Esta vez el jefe superior tampoco dijo nada, impresionado por las palabras del comisario, pero, como era un hombre educado, no insistió en el tema.

—Me siento un poco incómodo, Montalbano.

—Le ruego que no tenga reparos conmigo.

—¿Recuerda que en la cena tenía intención de decirle un par de cosas?

—Claro.

—Se las diré por teléfono, aunque, tal como ya le he dicho, me sienta incómodo. Puede que no sea el momento más oportuno, pero temo que se entere por medio de terceros, qué sé yo, de la prensa... Usted seguramente no lo sabe pero, hace casi un año, yo pedí la jubilación anticipada.

—Dios mío, no me diga que...

—Sí, me la han concedido.

—Pero ¿por qué se quiere ir?

—Porque ya no sintonizo con el mundo y porque me siento cansado. Al juego de las apuestas sobre los resultados del fútbol yo lo llamo Sisal.

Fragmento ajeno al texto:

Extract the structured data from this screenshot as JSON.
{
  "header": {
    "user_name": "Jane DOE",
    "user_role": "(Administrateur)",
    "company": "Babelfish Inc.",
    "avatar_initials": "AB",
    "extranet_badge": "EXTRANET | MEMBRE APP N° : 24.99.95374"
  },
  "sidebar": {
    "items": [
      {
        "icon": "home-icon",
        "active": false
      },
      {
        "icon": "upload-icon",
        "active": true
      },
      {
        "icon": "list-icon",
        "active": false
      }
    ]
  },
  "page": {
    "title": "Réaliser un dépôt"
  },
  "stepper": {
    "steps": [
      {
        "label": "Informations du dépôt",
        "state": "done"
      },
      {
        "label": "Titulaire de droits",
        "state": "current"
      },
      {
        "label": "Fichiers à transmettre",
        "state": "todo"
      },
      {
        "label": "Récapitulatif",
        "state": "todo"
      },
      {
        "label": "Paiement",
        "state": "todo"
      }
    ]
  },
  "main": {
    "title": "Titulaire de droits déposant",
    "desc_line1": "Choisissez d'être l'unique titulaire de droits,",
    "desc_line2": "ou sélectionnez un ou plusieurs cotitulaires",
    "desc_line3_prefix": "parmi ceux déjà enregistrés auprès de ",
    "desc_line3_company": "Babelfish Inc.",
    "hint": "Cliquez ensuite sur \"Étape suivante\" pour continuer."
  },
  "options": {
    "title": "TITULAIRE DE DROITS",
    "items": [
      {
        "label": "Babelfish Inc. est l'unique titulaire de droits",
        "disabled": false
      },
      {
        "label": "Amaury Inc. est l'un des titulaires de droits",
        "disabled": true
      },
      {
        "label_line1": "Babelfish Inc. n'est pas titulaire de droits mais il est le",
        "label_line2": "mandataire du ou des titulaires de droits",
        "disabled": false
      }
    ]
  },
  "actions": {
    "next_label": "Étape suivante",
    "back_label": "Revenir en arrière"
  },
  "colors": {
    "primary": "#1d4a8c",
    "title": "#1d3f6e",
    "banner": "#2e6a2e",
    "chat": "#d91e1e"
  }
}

El comisario no lo entendió.

—Perdone, no le comprendo.

—Usted, ¿cómo lo llama?

—Totocalcio, como todo el mundo.

—¿Lo ve? Aquí está la diferencia. Hace algún tiempo, un periodista acusó al veterano Indro Montanelli de vejez y, entre las pruebas que adujo para demostrarlo, señaló que Montanelli seguía llamando Sisal a las apuestas deportivas, tal como se llamaban hace treinta años.

—¡Pero eso no significa nada! ¡Es sólo una ocurrencia!

—Significa, Montalbano, ¡vaya si significa! Significa aferrarse inconscientemente al pasado, no querer ver ciertos cambios, e incluso, negarse a verlos. Por otra parte, me faltaba sólo un año para la jubilación. En La Spezia conservo todavía la casa de mis padres y la estoy arreglando. Si le apetece, cuando vaya a Génova a ver a la señorita Livia, podrá visitarnos.

—¿Y cuándo...?

—¿Cuándo me voy? ¿A qué día estamos hoy?

—Doce de mayo.

—Oficialmente dejaré el cargo el diez de agosto.

El jefe superior carraspeó y el comisario comprendió que ahora venía lo segundo, quizá lo más difícil de decir.

—En cuanto a la otra cuestión...

Era evidente que el jefe superior dudaba. Montalbano acudió en su ayuda.

—Peor de la que ya me ha dicho no puede haber ninguna.

—Se refiere a su ascenso.

—¡No!

—Escuche, Montalbano. Su actitud ya no es defendible; tenga en cuenta, además, que, habiendo obtenido la jubilación anticipada, mi situación es, por así decirlo, contractualmente débil. Tengo que proponerlo y no habrá ningún obstáculo.

—¿Me trasladarán?

—Hay un noventa y nueve por ciento de probabilidades. Piense que, si yo no lo propusiera para el cargo, con todos los éxitos que se ha apuntado, el Ministerio podría interpretar negativamente este hecho y, al final, acabarían por trasladarlo de todos modos, pero sin ascenso. ¿No le interesa el aumento de sueldo?